What Are the Rules of the 1031 Exchange in 2020?
- Rule 1: The Exchange Properties Must Be Like-Kind
The IRS stipulates that the property you are selling (relinquished) and the new property you are buying (replacement) must be like-kind. Like-Kind property is a property that is held for investment, trade or business purposes. Generally, any investment property will qualify as a like-kind except for your personal residence.
- Rule 2: You Must Identify Your Replacement Property Within 45 days
According to the IRS 1031 code, you must identify one or more properties as your potential replacement property within 45 days. Your 45-day identification timeline starts at the closing of your relinquished property. You can opt-in for either of the three identification rules—three-property rule, 200% rule, and the 95% rule.
- Rule 3: You Must Close on The Replacement Property Within 180 Days
According to Dwight Kay, founder and CEO of Kay Properties and Investments “Before you can complete a 1031 exchange, you must close on the replacement property within 180 days from the sale of your relinquished property. You must understand that the 180 days’ timeline cannot be extended except on certain conditions. So, if the 180th day falls on a weekend or national holiday, the IRS will not hesitate to tax you on capital gains. An exception to this rule is if the 180th day falls on the due date of your tax return, the IRS may allow you to file for an extension. “
- Rule 4: You Cannot Exchange A Local Property for A Foreign Property
The IRS is still strict on this aspect of the 1031 exchange. You cannot exchange your rental home in Alabama for a rental home in Monaco or Spain and qualify for capital gain tax deference. In a nutshell, you can only trade domestic properties for domestic properties and international properties for international properties. Remember, in this context, domestic properties refer to properties within the US, and foreign properties refer to properties beyond the border of the US.
- Rule 5: You Must Use A Qualified Intermediary (QI) To Handle the Exchange
The IRS stipulates that you cannot carry out a 1031 exchange personally. This is because you can’t touch the funds in between the sale of your old property and the purchase of a new property. It must be handled by an independent third party known as a QI. The QI help you prepare the exchange documents, holds the money in an escrow account, and manage the purchase of the new property.
- Rule 6: You Must Reinvest the Entire Sale Proceeds
Before your exchange can qualify for capital gain tax deference, you must reinvest the entire proceeds from the sale of your relinquished property. So, if you sold your relinquished property for $200k, you must find a replacement property that is equal to the $200k or higher in value.
- Rule 7: Cash You Receive in An Exchange is Taxable
Most of the time, there is always a difference in the market value of the properties used in a 1031 exchange.
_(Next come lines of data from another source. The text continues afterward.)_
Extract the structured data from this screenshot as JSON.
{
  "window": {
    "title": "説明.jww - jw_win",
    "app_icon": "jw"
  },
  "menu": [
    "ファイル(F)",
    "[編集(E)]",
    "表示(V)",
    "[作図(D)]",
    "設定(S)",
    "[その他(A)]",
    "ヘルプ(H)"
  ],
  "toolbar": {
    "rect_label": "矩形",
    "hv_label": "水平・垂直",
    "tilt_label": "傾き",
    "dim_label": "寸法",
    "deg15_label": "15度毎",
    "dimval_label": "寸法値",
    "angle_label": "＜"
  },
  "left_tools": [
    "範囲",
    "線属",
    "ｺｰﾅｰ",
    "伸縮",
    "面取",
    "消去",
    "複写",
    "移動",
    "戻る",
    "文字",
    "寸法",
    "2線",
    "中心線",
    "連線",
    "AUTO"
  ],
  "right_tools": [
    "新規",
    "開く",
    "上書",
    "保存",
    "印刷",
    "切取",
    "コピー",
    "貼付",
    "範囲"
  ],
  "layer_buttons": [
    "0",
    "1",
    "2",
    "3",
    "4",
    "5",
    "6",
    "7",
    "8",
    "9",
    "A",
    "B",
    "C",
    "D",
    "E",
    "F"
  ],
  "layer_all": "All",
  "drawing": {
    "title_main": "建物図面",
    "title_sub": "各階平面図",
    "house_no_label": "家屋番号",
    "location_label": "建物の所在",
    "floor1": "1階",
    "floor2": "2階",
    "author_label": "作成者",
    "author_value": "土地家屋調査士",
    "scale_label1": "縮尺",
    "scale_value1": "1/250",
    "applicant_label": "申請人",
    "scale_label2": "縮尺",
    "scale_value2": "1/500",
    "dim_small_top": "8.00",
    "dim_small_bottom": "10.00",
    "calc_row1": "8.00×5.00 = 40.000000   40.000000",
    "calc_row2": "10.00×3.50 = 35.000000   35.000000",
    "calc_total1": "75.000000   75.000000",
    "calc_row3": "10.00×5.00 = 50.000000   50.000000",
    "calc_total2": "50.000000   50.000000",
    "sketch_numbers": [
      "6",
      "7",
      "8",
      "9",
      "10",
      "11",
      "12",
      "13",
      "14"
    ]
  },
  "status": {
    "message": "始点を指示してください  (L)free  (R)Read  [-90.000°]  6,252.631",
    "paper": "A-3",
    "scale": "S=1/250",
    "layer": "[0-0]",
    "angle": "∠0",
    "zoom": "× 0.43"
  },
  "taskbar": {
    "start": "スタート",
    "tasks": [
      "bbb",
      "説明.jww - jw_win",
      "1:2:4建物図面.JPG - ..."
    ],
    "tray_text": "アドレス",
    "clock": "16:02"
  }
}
If you exchange your like-kind property for a more valuable property, then you will have to pay extra cash to the seller. Remember that this extra cash you are paying is not subject to tax. For example, you sold your old property for $300k and bought a new one for $370k, the extra $70k you paid to the seller of the new property is not subject to taxation.
However, if you make an exchange for less valuable property and you’re the one who receives some extra cash, then the cash received is subject to tax. A good example is if you sold your property for $300k, then buys a new property for $250k, the extra $50k is subject to capital gain tax. Notwithstanding, the cash you receive is usually lower than the total gain on the property.
- Rule 8: 1031 Exchange Don’t Have to Be Direct
In the past, a 1031 exchange was quite direct in its process. It was more of a simultaneous exchange where you find someone that owns exactly your property (both in value and asset type) and is willing to exchange. This made the 1031 exchange strategy difficult to practice. Although, in recent time, the IRS now allows you to sell your old property first and close on the new property later. This is known as the delayed exchange. Besides, you may decide to purchase the replacement property first and sell your relinquished property later. This type of 1031 exchange is known as the reverse exchange.